Przejdź do treści
Przejdź do stopki

Zarzuty dla Ungiera

Treść

Zarzut przywłaszczenia 100 tys. zł usłyszał Marek Ungier, były szef gabinetu prezydenta Aleksandra Kwaśniewskiego. Pieniądze przekazane Ungierowi przez jednego z krakowskich biznesmenów w 2000 roku miały zasilić kampanię prezydencką. Tak się jednak nie stało. Marek Ungier zaprzeczył zarzutom i odmówił składania wyjaśnień.

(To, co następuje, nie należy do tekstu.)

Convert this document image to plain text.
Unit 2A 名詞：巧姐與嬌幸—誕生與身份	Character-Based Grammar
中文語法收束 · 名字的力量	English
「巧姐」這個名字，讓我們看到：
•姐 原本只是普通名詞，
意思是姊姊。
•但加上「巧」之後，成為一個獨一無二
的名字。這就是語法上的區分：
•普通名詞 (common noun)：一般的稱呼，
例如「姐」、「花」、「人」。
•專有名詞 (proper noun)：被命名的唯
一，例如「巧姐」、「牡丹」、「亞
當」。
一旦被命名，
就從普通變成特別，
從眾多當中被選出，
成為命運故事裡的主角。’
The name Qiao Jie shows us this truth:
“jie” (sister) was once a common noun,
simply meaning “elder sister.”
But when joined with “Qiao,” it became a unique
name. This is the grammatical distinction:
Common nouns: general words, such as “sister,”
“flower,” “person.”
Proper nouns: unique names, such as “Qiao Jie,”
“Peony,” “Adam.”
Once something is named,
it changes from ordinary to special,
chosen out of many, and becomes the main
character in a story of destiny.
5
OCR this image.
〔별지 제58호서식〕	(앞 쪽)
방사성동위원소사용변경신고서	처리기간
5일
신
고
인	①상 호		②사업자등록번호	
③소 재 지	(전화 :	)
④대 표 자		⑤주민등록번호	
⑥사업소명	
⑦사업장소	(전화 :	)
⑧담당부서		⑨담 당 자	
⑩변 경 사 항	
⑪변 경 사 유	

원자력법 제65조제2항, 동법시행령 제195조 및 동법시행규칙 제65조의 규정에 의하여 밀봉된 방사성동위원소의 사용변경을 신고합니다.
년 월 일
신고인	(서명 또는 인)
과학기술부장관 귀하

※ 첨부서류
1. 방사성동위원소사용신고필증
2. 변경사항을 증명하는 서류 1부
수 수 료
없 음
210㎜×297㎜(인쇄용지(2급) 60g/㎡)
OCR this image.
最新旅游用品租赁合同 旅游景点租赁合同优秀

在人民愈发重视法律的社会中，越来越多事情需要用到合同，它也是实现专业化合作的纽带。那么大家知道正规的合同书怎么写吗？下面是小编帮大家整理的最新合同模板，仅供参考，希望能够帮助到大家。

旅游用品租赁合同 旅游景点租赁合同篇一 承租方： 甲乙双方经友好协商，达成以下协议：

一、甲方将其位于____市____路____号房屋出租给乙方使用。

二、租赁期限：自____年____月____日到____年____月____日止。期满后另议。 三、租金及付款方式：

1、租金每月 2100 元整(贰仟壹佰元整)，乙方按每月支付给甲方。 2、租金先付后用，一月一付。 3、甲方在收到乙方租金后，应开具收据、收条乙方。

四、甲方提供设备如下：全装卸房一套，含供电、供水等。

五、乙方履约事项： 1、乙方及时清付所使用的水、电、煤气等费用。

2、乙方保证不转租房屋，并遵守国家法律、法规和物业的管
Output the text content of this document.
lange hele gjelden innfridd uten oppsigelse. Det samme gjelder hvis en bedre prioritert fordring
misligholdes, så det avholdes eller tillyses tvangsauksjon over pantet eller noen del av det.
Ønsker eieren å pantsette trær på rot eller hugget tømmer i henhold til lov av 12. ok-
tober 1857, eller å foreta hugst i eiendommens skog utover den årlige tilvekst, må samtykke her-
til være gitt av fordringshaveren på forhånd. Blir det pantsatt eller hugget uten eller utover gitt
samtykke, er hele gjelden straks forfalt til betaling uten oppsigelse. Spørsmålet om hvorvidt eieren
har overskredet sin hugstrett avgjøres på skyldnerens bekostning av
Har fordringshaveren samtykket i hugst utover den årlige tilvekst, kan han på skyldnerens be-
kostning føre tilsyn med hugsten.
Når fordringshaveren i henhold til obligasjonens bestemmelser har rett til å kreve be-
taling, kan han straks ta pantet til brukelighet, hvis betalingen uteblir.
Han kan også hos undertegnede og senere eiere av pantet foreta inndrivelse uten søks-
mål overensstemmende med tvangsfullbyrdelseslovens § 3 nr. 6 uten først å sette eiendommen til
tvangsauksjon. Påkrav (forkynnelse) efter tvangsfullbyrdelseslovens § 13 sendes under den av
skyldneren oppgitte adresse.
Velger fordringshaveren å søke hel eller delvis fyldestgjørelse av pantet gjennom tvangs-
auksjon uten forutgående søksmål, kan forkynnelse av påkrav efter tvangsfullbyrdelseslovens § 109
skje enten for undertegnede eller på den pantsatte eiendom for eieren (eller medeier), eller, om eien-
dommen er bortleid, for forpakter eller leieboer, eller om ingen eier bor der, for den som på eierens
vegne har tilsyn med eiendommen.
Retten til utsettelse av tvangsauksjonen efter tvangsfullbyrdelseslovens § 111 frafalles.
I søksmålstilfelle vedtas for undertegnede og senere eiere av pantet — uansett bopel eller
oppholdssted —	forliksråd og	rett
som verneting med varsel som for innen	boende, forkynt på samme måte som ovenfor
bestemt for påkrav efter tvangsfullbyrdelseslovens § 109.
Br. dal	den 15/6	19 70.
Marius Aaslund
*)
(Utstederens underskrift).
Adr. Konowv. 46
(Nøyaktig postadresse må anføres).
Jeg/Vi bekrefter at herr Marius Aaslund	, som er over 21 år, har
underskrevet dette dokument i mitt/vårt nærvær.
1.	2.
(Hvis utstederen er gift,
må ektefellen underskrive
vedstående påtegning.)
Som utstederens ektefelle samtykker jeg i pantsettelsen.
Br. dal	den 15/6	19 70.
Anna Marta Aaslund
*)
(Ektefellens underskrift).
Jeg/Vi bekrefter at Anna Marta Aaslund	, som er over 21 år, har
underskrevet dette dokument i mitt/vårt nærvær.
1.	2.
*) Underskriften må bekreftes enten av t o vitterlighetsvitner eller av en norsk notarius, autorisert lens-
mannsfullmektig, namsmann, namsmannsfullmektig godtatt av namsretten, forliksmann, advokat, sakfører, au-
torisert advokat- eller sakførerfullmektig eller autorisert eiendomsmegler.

Zarzut przywłaszczenia powierzonych pieniędzy w kwocie 100 tys. zł, do czego miało dojść w maju 2000 roku, przedstawiła Markowi Ungierowi krakowska prokuratura okręgowa. - Pieniądze te były przeznaczone na finansowanie kampanii wyborczej jednego z ówczesnych kandydatów na urząd prezydenta Rzeczypospolitej Polskiej i pochodziły od dwóch prywatnych osób - poinformowała nas prokurator Bogusława Marcinkowska, rzecznik Prokuratury Okręgowej w Krakowie. Jak podkreśliła, przesłuchany w charakterze podejrzanego Marek Ungier nie przyznał się do popełnienia zarzucanego mu czynu i skorzystał z przysługującego mu prawa do odmowy składania wyjaśnień. Za to przestępstwo grozi Markowi Ungierowi kara pozbawienia wolności do lat pięciu.
Według Rafała R., biznesmena wręczającego pieniądze, 100 tys. zł trafiło do rąk podejrzanego bez żadnych pokwitowań. Prokuratura dotąd nie ustaliła, co się stało z gotówką przekazaną Markowi Ungierowi. Śledztwo w jego sprawie trwa od kilku miesięcy, dotychczas zeznawali już politycy lewicy, m.in. Aleksander Kwaśniewski. Sprawa została wyłączona w lipcu ubiegłego roku ze śledztwa dotyczącego korupcji i niegospodarności byłego zarządu Krakowa, w ramach którego oskarżony został m.in. były poseł PO Tomasz Szczypiński.
Zapytany przez "Nasz Dziennik", czy przyjął 100 tys. zł, Marek Ungier stwierdził krótko: - Ani ich nie przyjmowałem, ani nie przywłaszczałem. Finansowanie kampanii na zasadzie "koperta komukolwiek do ręki" jest przestępstwem i w owym czasie też już nim było. Nie pojmuję, skąd te rewelacje się biorą. Żadnych pieniędzy od tych panów nie przyjmowałem, co więcej - w ogóle nie zajmowałem się kampaniami wyborczymi pana Aleksandra Kwaśniewskiego. Jak dodał, ma zamiar zgłosić się do prokuratury na wyznaczony termin i złożyć stosowne wyjaśnienia.